Just days before the General Elections were to start; the talk in the political corridors of Delhi was that the Congress had thrown in the towel even before the battle of the ballot began. The Congress headquarters at 24, Akbar Road was a building where few leaders of significance could be spotted. Adding to this perception was the fact that the Narendra Modi-led Bharatiya Janata Party's high-octane campaign had gained considerable steam and the Congress was not even there. The fact that this buzz hurt the party core group could be gauged by the fact when a senior leader of the Congress stated in the middle of the voting "we are fighting…we are in the fight''.
Yet, it became clear that after having been in power for a decade, the mighty ship steered by the Congress was battered by a series of corruption charges and was gradually sinking. Barring the decision to field heavyweights like Capt Amarinder Singh, Ghulam Nabi Azad and Ambika Soni, the party never appeared keen to stop the BJP juggernaut.

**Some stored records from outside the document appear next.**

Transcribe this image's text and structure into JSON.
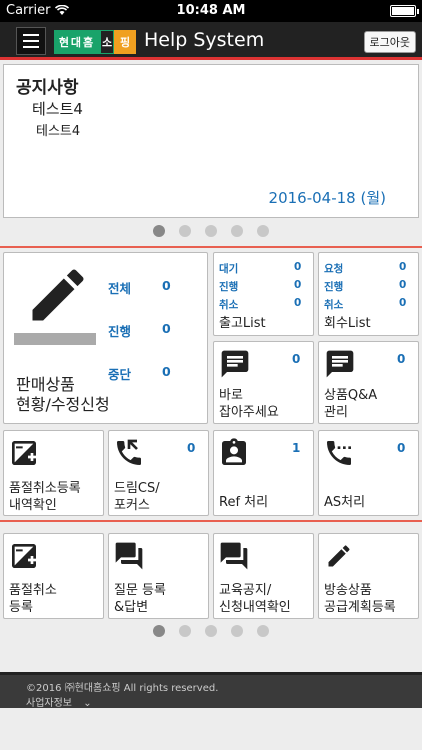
{
  "status_bar": {
    "carrier": "Carrier",
    "time": "10:48 AM"
  },
  "header": {
    "logo_part1": "현대홈",
    "logo_part2": "소",
    "logo_part3": "핑",
    "title": "Help System",
    "logout_label": "로그아웃"
  },
  "notice": {
    "heading": "공지사항",
    "title": "테스트4",
    "body": "테스트4",
    "date": "2016-04-18 (월)"
  },
  "carousel_top": {
    "count": 5,
    "active": 0
  },
  "sales": {
    "stats": [
      {
        "label": "전체",
        "value": "0"
      },
      {
        "label": "진행",
        "value": "0"
      },
      {
        "label": "중단",
        "value": "0"
      }
    ],
    "title_line1": "판매상품",
    "title_line2": "현황/수정신청"
  },
  "shipping": {
    "rows": [
      {
        "label": "대기",
        "value": "0"
      },
      {
        "label": "진행",
        "value": "0"
      },
      {
        "label": "취소",
        "value": "0"
      }
    ],
    "title": "출고List"
  },
  "recall": {
    "rows": [
      {
        "label": "요청",
        "value": "0"
      },
      {
        "label": "진행",
        "value": "0"
      },
      {
        "label": "취소",
        "value": "0"
      }
    ],
    "title": "회수List"
  },
  "catch_now": {
    "line1": "바로",
    "line2": "잡아주세요",
    "count": "0"
  },
  "product_qa": {
    "line1": "상품Q&A",
    "line2": "관리",
    "count": "0"
  },
  "soldout_reg": {
    "line1": "품절취소등록",
    "line2": "내역확인"
  },
  "dream_cs": {
    "line1": "드림CS/",
    "line2": "포커스",
    "count": "0"
  },
  "ref": {
    "line1": "Ref 처리",
    "count": "1"
  },
  "as": {
    "line1": "AS처리",
    "count": "0"
  },
  "bottom_tiles": [
    {
      "line1": "품절취소",
      "line2": "등록"
    },
    {
      "line1": "질문 등록",
      "line2": "&답변"
    },
    {
      "line1": "교육공지/",
      "line2": "신청내역확인"
    },
    {
      "line1": "방송상품",
      "line2": "공급계획등록"
    }
  ],
  "carousel_bottom": {
    "count": 5,
    "active": 0
  },
  "footer": {
    "copyright": "©2016 ㈜현대홈쇼핑 All rights reserved.",
    "business_info": "사업자정보"
  },
  "colors": {
    "accent_blue": "#1a6fb5",
    "divider_red": "#e86050",
    "logo_green": "#19a36a",
    "logo_orange": "#f0a020"
  },
  "icons": {
    "pencil": "pencil-icon",
    "message": "message-icon",
    "sold_out": "sold-out-icon",
    "phone_forward": "phone-forward-icon",
    "clipboard_user": "clipboard-user-icon",
    "phone_dial": "phone-dial-icon",
    "forum": "forum-icon",
    "edit": "edit-icon"
  }
}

The Congress had lost the momentum. And when the results poured out on May 16, the party had recorded its worst-ever performance with only 44 seats. Thirty years after his father Rajiv Gandhi rode the party to a stunning 404-seats victory, his son Rahul Gandhi, the de-facto Chief of the Congress and second-in-command, dropped a digit, albeit from the middle.
The social media sites were full of jokes with many imaginative slogans and derisive comments on the fate of the Congress in the Lok Sabha. Such was the ridicule that during the peak of summer when the mercury crossed 44° C, a line that went viral said that for the first time the temperature was more than the number of seats the Congress has in the House of the People.
What remained unsaid was the sense of despondency that gripped the party and its workers who seemed clueless at the deep gorge the Grand Old Party found itself in. The results reflected the sullenness of the people against a government they had voted back to power in 2009 on the image of a clean and honest Prime Minister in Dr Manmohan Singh. The middle-class just abandoned the Congress while the lower strata disengaged.
Adding to the Congress woes was the brilliant campaign unleashed by the BJP backed by its strategy to divide the opposition votes, a tactic replicated across large swathes of the country. While 10 years ago — 2004 to be precise — the Congress under Sonia Gandhi wrested power from the BJP-led National Democratic Alliance, mocking its high-profile `India Shining' campaign, in 2014 her son and party vice-president Rahul Gandhi dropped the baton at the changeover phase.
It was not just the Congress but its allies and erstwhile partners who, too, took the hit. The Nationalist Congress Party of Sharad Pawar, the National Conference of the Abdullahs, Dravida Munnetra Kazhagam under veteran Karunanidhi and his warring sons, M K Stalin and M K Alagiri, regional satraps like Mulayam Singh Yadav and Laloo Yadav, Nitish Kumar and Shibu Soren — they all fell down in electoral battle of 2014.
Does it mean the end of the road for these regional satraps? Well, it is too early to write a requiem as the by-elections in Bihar proved that politics make strange bed follows. The JD (U) and RJD sunk their differences to win 6 of the 10 Assembly seats in August this year to stem the rising BJP tide in the State.
The results also spurred the erstwhile partners of the Janata Parivar — with the exception of Biju Janata Dal — promising to work as one in future. Can it happen? Considering the fractious nature of Janata politics where individual egos of leaders overrode cold political calculations scepticism remains. After all, these leaders be it Mulayam or Lalu, Gowda or Nitish walked away to form their own parties, unable to work under the other.